Regular, balanced nutrition is essential for the well-being and function of your instrument. It may not be easy to achieve, but with planning and vigilance you can develop eating habits that will advance your health and support your singing.
Here are some things to keep in mind:
Establish criteria for your pre-performance meals. Everyone's needs differ, and you must figure out what works best for your body so that you will perform with energy and without discomfort. Don't skimp on calories pre-performance – even if you're trying to lose weight, this is not the time to cut back.
Keep healthy snacks in your dressing room. You may have to clear this with the wardrobe staff, and it is important to choose things that will not damage your costume or mess up your makeup. But a few bites of an energy bar at intermission will not only fuel your performance but keep you from becoming famished by the end of the show.
Manage your post-performance hunger. A snack at intermission will help, and you may also wish to have a few more bites of that energy bar before heading out to celebrate with patrons or colleagues. Eat slowly and mindfully post-performance, and you'll be less likely to overdo it.

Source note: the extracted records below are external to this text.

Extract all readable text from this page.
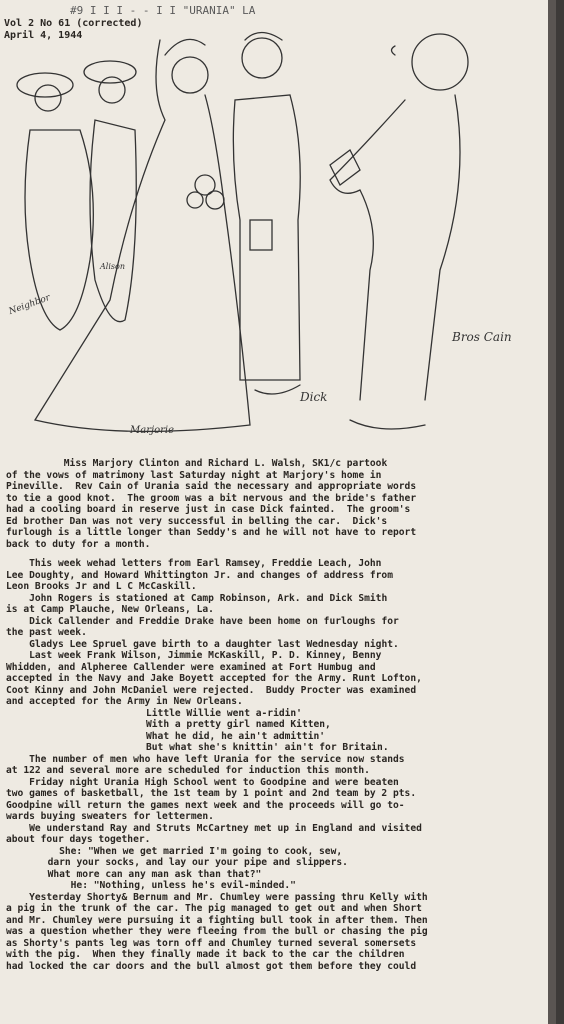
#9 I I I - - I I "URANIA" LA
Vol 2 No 61 (corrected)
April 4, 1944
Neighbor
Alison
Marjorie
Dick
Bros Cain

Miss Marjory Clinton and Richard L. Walsh, SK1/c partook
of the vows of matrimony last Saturday night at Marjory's home in
Pineville.  Rev Cain of Urania said the necessary and appropriate words
to tie a good knot.  The groom was a bit nervous and the bride's father
had a cooling board in reserve just in case Dick fainted.  The groom's
Ed brother Dan was not very successful in belling the car.  Dick's
furlough is a little longer than Seddy's and he will not have to report
back to duty for a month.

This week wehad letters from Earl Ramsey, Freddie Leach, John
Lee Doughty, and Howard Whittington Jr. and changes of address from
Leon Brooks Jr and L C McCaskill.

John Rogers is stationed at Camp Robinson, Ark. and Dick Smith
is at Camp Plauche, New Orleans, La.

Dick Callender and Freddie Drake have been home on furloughs for
the past week.

Gladys Lee Spruel gave birth to a daughter last Wednesday night.

Last week Frank Wilson, Jimmie McKaskill, P. D. Kinney, Benny
Whidden, and Alpheree Callender were examined at Fort Humbug and
accepted in the Navy and Jake Boyett accepted for the Army. Runt Lofton,
Coot Kinny and John McDaniel were rejected.  Buddy Procter was examined
and accepted for the Army in New Orleans.

Little Willie went a-ridin'
With a pretty girl named Kitten,
What he did, he ain't admittin'
But what she's knittin' ain't for Britain.

The number of men who have left Urania for the service now stands
at 122 and several more are scheduled for induction this month.

Friday night Urania High School went to Goodpine and were beaten
two games of basketball, the 1st team by 1 point and 2nd team by 2 pts.
Goodpine will return the games next week and the proceeds will go to-
wards buying sweaters for lettermen.

We understand Ray and Struts McCartney met up in England and visited
about four days together.

She: "When we get married I'm going to cook, sew,
darn your socks, and lay our your pipe and slippers.
What more can any man ask than that?"
He: "Nothing, unless he's evil-minded."

Yesterday Shorty& Bernum and Mr. Chumley were passing thru Kelly with
a pig in the trunk of the car. The pig managed to get out and when Short
and Mr. Chumley were pursuing it a fighting bull took in after them. Then
was a question whether they were fleeing from the bull or chasing the pig
as Shorty's pants leg was torn off and Chumley turned several somersets
with the pig.  When they finally made it back to the car the children
had locked the car doors and the bull almost got them before they could
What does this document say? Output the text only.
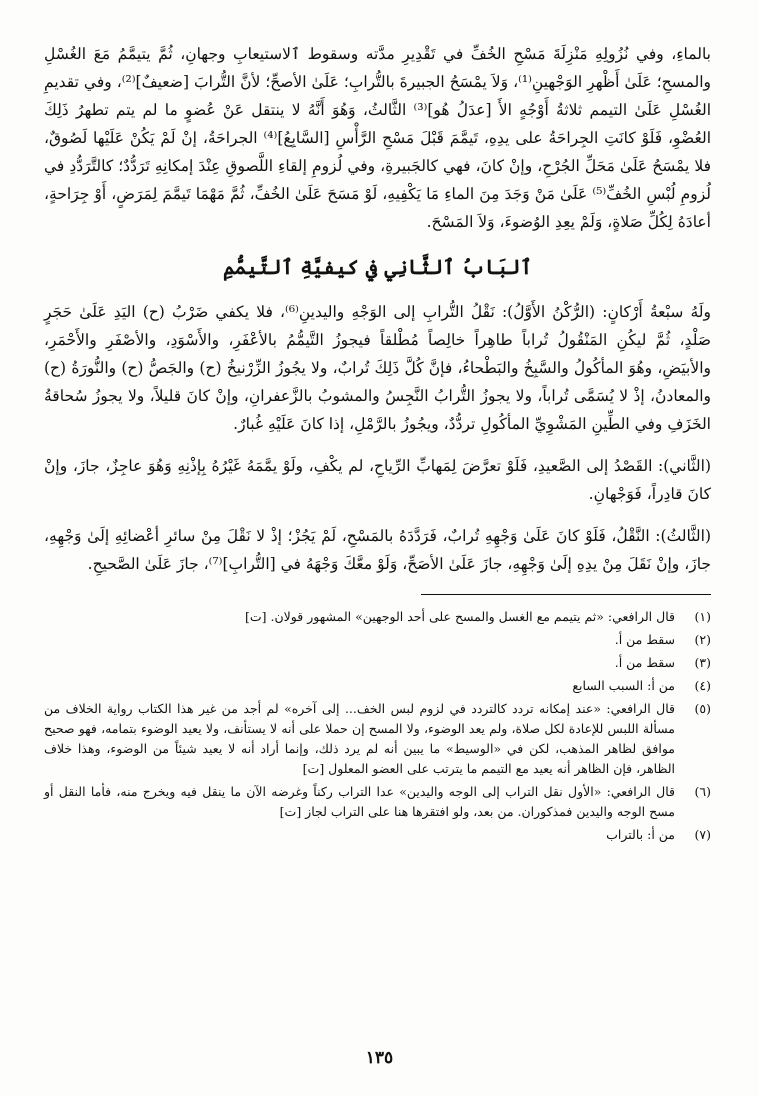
بالماءِ، وفي نُزُولِهِ مَنْزِلَةَ مَسْحِ الخُفِّ في تَقْدِيرِ مدَّته وسقوط ٱلاستيعابِ وجهانِ، ثُمَّ يتيمَّمُ مَعَ الغُسْلِ والمسحِ؛ عَلَىٰ أَظْهرِ الوَجْهينِ⁽¹⁾، وَلاَ يمْسَحُ الجبيرةَ بالتُّرابِ؛ عَلَىٰ الأصحِّ؛ لأنَّ التُّرابَ [ضعيفٌ]⁽²⁾، وفي تقديمِ الغُسْلِ عَلَىٰ التيمم ثلاثةُ أَوْجُهٍ الأَ [عدَلُ هُو]⁽³⁾ الثَّالثُ، وَهُوَ أَنَّهُ لا ينتقل عَنْ عُضوٍ ما لم يتم تطهرُ ذَلِكَ العُضْوِ، فَلَوْ كانَتِ الجِراحَةُ على يدِهِ، تَيمَّمَ قَبْلَ مَسْحِ الرَّأْسِ [السَّابِعُ]⁽⁴⁾ الجراحَةُ، إنْ لَمْ يَكُنْ عَلَيْها لَصُوقٌ، فلا يمْسَحُ عَلَىٰ مَحَلِّ الجُرْحِ، وإنْ كانَ، فهي كالجَبيرةِ، وفي لُزومِ إلقاءِ اللَّصوقِ عِنْدَ إمكانِهِ تَرَدُّدٌ؛ كالتَّرَدُّدِ في لُزومِ لُبْسِ الخُفِّ⁽⁵⁾ عَلَىٰ مَنْ وَجَدَ مِنَ الماءِ مَا يَكْفِيهِ، لَوْ مَسَحَ عَلَىٰ الخُفِّ، ثُمَّ مَهْمَا تَيمَّمَ لِمَرَضٍ، أَوْ جِرَاحةٍ، أعادَهُ لِكُلِّ صَلاةٍ، وَلَمْ يعِدِ الوُضوءَ، وَلاَ المَسْحَ.

ٱلبَابُ ٱلثَّانِي في كيفيَّةِ ٱلتَّيمُّمِ

ولَهُ سبْعةُ أَرْكانٍ: (الرُّكْنُ الأَوَّلُ): نَقْلُ التُّرابِ إلى الوَجْهِ واليدينِ⁽⁶⁾، فلا يكفي ضَرْبُ (ح) اليَدِ عَلَىٰ حَجَرٍ صَلْدٍ، ثُمَّ ليكُنِ المَنْقُولُ تُراباً طاهِراً خالِصاً مُطْلقاً فيجوزُ التَّيمُّمُ بالأعْفَرِ، والأَسْوَدِ، والأصْفَرِ والأَحْمَرِ، والأبيَضِ، وهُوَ المأكُولُ والسَّبِخُ والبَطْحاءُ، فإنَّ كُلَّ ذَلِكَ تُرابٌ، ولا يجُوزُ الزِّرْنيخُ (ح) والجَصُّ (ح) والنُّورَةُ (ح) والمعادنُ، إذْ لا يُسَمَّى تُراباً، ولا يجوزُ التُّرابُ النَّجِسُ والمشوبُ بالزَّعفرانِ، وإنْ كانَ قليلاً، ولا يجوزُ سُحاقةُ الخَزَفِ وفي الطِّينِ المَشْوِيِّ المأكُولِ تردُّدٌ، ويجُوزُ بالرَّمْلِ، إذا كانَ عَلَيْهِ غُبارٌ.

(الثَّاني): القَصْدُ إلى الصَّعيدِ، فَلَوْ تعرَّضَ لِمَهابِّ الرِّياحِ، لم يكْفِ، ولَوْ يمَّمَهُ غَيْرُهُ بِإذْنِهِ وَهُوَ عاجِزٌ، جازَ، وإنْ كانَ قادِراً، فَوَجْهانِ.

(الثَّالثُ): النَّقْلُ، فَلَوْ كانَ عَلَىٰ وَجْهِهِ تُرابٌ، فَرَدَّدَهُ بالمَسْحِ، لَمْ يَجُزْ؛ إذْ لا نَقْلَ مِنْ سائرِ أعْضائِهِ إلَىٰ وَجْهِهِ، جازَ، وإنْ نَقَلَ مِنْ يدِهِ إلَىٰ وَجْهِهِ، جازَ عَلَىٰ الأصَحِّ، وَلَوْ معَّكَ وَجْهَهُ في [التُّرابِ]⁽⁷⁾، جازَ عَلَىٰ الصَّحيحِ.

(١)
قال الرافعي: «ثم يتيمم مع الغسل والمسح على أحد الوجهين» المشهور قولان. [ت]
(٢)
سقط من أ.
(٣)
سقط من أ.
(٤)
من أ: السبب السابع
(٥)
قال الرافعي: «عند إمكانه تردد كالتردد في لزوم لبس الخف... إلى آخره» لم أجد من غير هذا الكتاب رواية الخلاف من مسألة اللبس للإعادة لكل صلاة، ولم يعد الوضوء، ولا المسح إن حملا على أنه لا يستأنف، ولا يعيد الوضوء بتمامه، فهو صحيح موافق لظاهر المذهب، لكن في «الوسيط» ما يبين أنه لم يرد ذلك، وإنما أراد أنه لا يعيد شيئاً من الوضوء، وهذا خلاف الظاهر، فإن الظاهر أنه يعيد مع التيمم ما يترتب على العضو المعلول [ت]
(٦)
قال الرافعي: «الأول نقل التراب إلى الوجه واليدين» عدا التراب ركناً وغرضه الآن ما ينقل فيه ويخرج منه، فأما النقل أو مسح الوجه واليدين فمذكوران. من بعد، ولو افتقرها هنا على التراب لجاز [ت]
(٧)
من أ: بالتراب
١٣٥
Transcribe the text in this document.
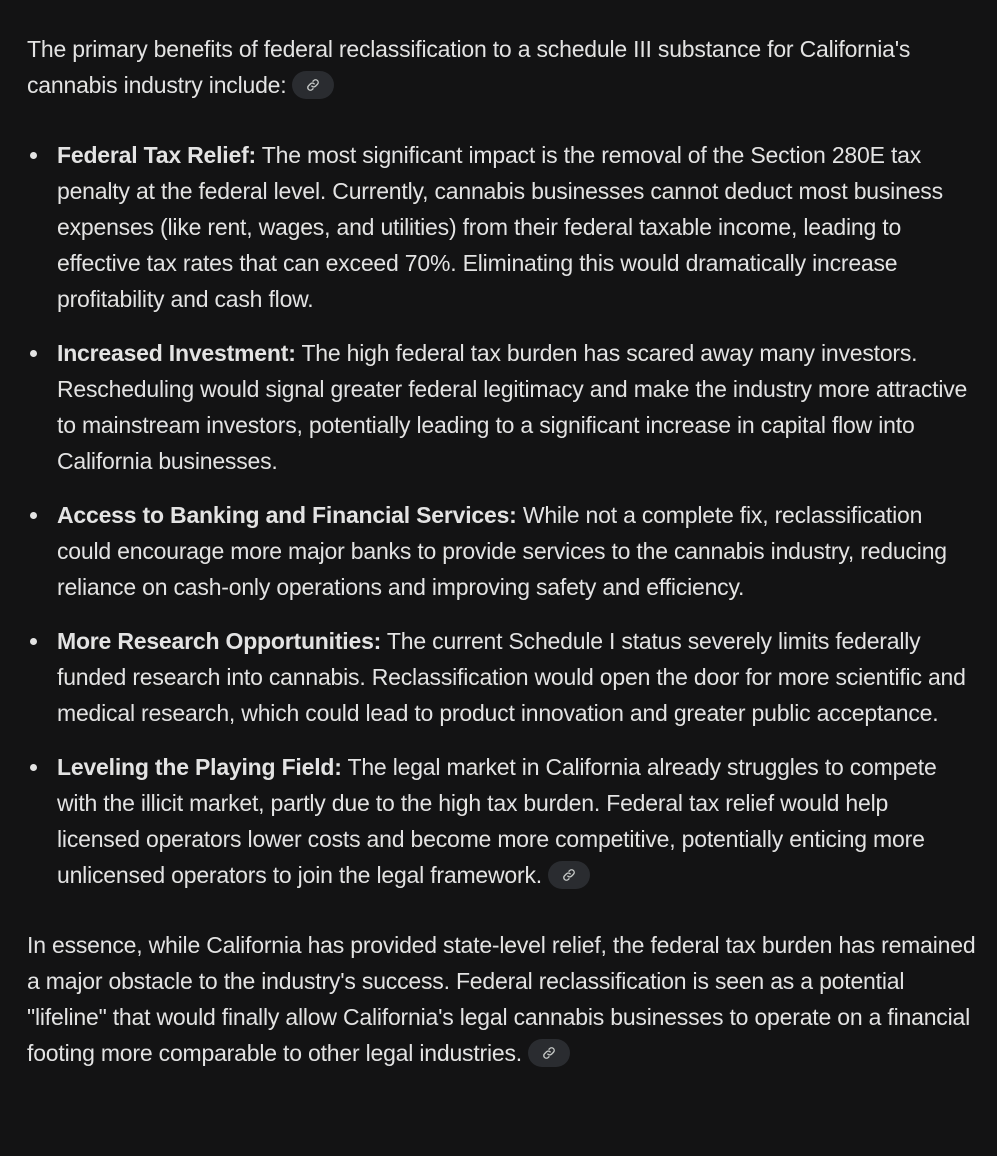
The primary benefits of federal reclassification to a schedule III substance for California's cannabis industry include:

Federal Tax Relief: The most significant impact is the removal of the Section 280E tax penalty at the federal level. Currently, cannabis businesses cannot deduct most business expenses (like rent, wages, and utilities) from their federal taxable income, leading to effective tax rates that can exceed 70%. Eliminating this would dramatically increase profitability and cash flow.
Increased Investment: The high federal tax burden has scared away many investors. Rescheduling would signal greater federal legitimacy and make the industry more attractive to mainstream investors, potentially leading to a significant increase in capital flow into California businesses.
Access to Banking and Financial Services: While not a complete fix, reclassification could encourage more major banks to provide services to the cannabis industry, reducing reliance on cash-only operations and improving safety and efficiency.
More Research Opportunities: The current Schedule I status severely limits federally funded research into cannabis. Reclassification would open the door for more scientific and medical research, which could lead to product innovation and greater public acceptance.
Leveling the Playing Field: The legal market in California already struggles to compete with the illicit market, partly due to the high tax burden. Federal tax relief would help licensed operators lower costs and become more competitive, potentially enticing more unlicensed operators to join the legal framework.

In essence, while California has provided state-level relief, the federal tax burden has remained a major obstacle to the industry's success. Federal reclassification is seen as a potential "lifeline" that would finally allow California's legal cannabis businesses to operate on a financial footing more comparable to other legal industries.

Exercise restraint at social functions. You'll confront an abundance of rich food at receptions, and it can be difficult to keep track of what you've consumed.
Research shopping, meal preparation, and healthy dining options prior to arriving in an unfamiliar city. That moment when your plane lands is the moment when you're most vulnerable to making expedient, regrettable choices.
Create distinct meal templates for performance, rehearsal, day job and leisure day schedules. There is no one plan that will suffice for them all. If you find yourself in a situation for which you have no plan, you will likely just wing it, and the results will not be ideal.
This is indeed a lot to contemplate and keep track of. You have the maintenance and performance needs of an athlete without the regularity of an athlete's schedule. The highly social nature of your career has you continually surrounded by lavish food and drink. And the fact that you are drawn to so sensual an art form suggests that you're probably deeply hedonistic. We all love to eat!
Put in the work to build eating strategies that will balance your enjoyment of food with what you need to feel healthy and energized on a day-to-day basis even in the face of irregular travel and work itineraries.
Sometimes just acknowledging that something is hard helps to make it easier. Your nutritional needs are specific to your career and lifestyle, and you're not supposed to just know how to eat on a given day. Be aware that if you've struggled with diet issues, there's a good reason: our needs are, in fact, surprisingly complex.
They are complex, but they are not pathological. Slover and Dwyer conclude their article with an ominous but unsupported admonition that "Singers must be educated early in their training that obesity is an occupational hazard of a professional singing career." I would instead encourage an early awareness of our unique dietary challenges and support for cultivating good eating habits while singers are still in the relatively structured environment of training programs. They'll be better poised to design strategies to augment these habits once it comes time to meet the demands of a career.